This is the python procedures for preprocessing New York Times dataset which userd for distant supervision relation extraction. We also have a brief statistic on this dataset, we think it suffer from noisy and long-tail problems.
We have a long time for relation extraction research. In order to leverage the NYT dataset for experiment, we provide the processing procedures for combining some information of sentences and entities' types.
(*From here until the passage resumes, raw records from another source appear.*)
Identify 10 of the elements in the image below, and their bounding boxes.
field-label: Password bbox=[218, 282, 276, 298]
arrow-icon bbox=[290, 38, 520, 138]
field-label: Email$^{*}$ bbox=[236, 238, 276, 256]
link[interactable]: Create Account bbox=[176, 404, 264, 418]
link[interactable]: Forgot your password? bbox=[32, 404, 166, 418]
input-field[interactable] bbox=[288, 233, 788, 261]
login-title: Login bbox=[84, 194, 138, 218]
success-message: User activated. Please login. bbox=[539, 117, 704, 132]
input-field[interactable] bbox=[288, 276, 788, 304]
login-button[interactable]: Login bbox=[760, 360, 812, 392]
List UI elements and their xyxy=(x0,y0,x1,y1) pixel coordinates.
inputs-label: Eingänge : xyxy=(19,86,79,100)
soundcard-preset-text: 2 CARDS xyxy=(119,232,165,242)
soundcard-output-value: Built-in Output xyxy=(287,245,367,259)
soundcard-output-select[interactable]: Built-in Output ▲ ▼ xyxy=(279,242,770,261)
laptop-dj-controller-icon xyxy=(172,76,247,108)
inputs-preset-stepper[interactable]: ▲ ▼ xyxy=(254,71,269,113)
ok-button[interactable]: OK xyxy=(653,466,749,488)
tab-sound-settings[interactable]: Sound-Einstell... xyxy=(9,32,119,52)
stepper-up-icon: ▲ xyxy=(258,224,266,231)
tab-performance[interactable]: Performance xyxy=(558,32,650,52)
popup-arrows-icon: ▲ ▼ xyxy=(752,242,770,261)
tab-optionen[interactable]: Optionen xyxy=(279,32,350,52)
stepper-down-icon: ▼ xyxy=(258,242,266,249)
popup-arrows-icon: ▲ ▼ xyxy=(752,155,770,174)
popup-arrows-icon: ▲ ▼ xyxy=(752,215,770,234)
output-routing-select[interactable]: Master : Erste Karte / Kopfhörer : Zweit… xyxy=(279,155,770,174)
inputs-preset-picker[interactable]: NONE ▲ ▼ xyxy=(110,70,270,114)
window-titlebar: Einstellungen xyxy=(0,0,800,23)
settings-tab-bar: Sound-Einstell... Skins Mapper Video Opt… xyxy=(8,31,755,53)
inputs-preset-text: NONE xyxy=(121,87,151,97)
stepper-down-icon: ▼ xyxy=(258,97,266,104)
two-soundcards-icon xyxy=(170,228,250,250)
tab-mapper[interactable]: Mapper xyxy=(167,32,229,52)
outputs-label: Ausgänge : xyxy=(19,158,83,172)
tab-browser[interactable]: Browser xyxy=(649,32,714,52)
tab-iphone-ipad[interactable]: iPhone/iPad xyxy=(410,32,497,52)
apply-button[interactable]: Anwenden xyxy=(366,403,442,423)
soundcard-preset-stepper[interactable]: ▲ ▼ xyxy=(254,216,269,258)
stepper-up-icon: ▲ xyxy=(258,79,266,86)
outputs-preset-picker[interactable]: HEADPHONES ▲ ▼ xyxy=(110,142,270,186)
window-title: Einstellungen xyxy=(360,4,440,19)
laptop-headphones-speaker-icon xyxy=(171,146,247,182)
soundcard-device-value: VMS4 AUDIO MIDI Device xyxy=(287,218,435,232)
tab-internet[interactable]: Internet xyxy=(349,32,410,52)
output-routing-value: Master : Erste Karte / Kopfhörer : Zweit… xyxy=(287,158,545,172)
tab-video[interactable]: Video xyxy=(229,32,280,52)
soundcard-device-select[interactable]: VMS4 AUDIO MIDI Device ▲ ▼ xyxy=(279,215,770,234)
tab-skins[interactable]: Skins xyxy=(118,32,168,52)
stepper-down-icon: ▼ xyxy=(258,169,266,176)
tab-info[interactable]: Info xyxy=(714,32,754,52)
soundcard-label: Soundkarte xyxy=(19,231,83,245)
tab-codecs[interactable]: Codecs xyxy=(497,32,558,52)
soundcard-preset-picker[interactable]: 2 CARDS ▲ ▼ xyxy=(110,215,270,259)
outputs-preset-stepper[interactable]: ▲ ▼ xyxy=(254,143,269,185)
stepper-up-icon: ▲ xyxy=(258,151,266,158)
NYT dataset can download in NYT(New York Times)Dataset for Distant Supervision Relation Extraction
run the py file as
python3 data_process.py
You will get one npz file 'datasets.npz' after fiew minutes. Also, if you wang to know the dataset statistics, you can run
pyhton3 statistic.py
And we list here:
- train_data
len(datasets)= 172448
bags number: len(sample_bags)= 280592
- test_data
len(datasets)= 172448
bags number: len(sample_bags)= 96867
train_set/test_set:
[
{'head': <word_id>, 'tail': <word_id>, 'sentence': [[<word_id>, ...], [...], ...],
'position_head': [[4, 3, 2, 1, 1, 2, ...], [...], [...]],
'position_tail': [[4, 3, 2, 1, 1, 2, ...], [...], [...]],
'T': [[0., 0., 1., ...], ...]
'relation': <rel2id>},
...
]
rel2id:
{'<relation_name>': <relation_id>}
word2id:
{'<word_name>': <word_id>}
word2vec:
{'word_id': <vector_50_dim>}
one_layer_type:
{'entity_type_name', <id>}
In train_set/test_set:
- head: denotes the head entity, the value is word2id;
- tail: denotes the tail entity, the value is word2id;
- sentence: denotes some corresponding expressed instances with the same entity pair (head,tail);
- position_head: denotes the relative position of the each word in one instance corresponding head entity;
- position_tail: denotes the relative position of the each word in one instance corresponding tail entity;
- T: denotes the entity pair type matrix, You can completely ignore;
- relation: the relation label index.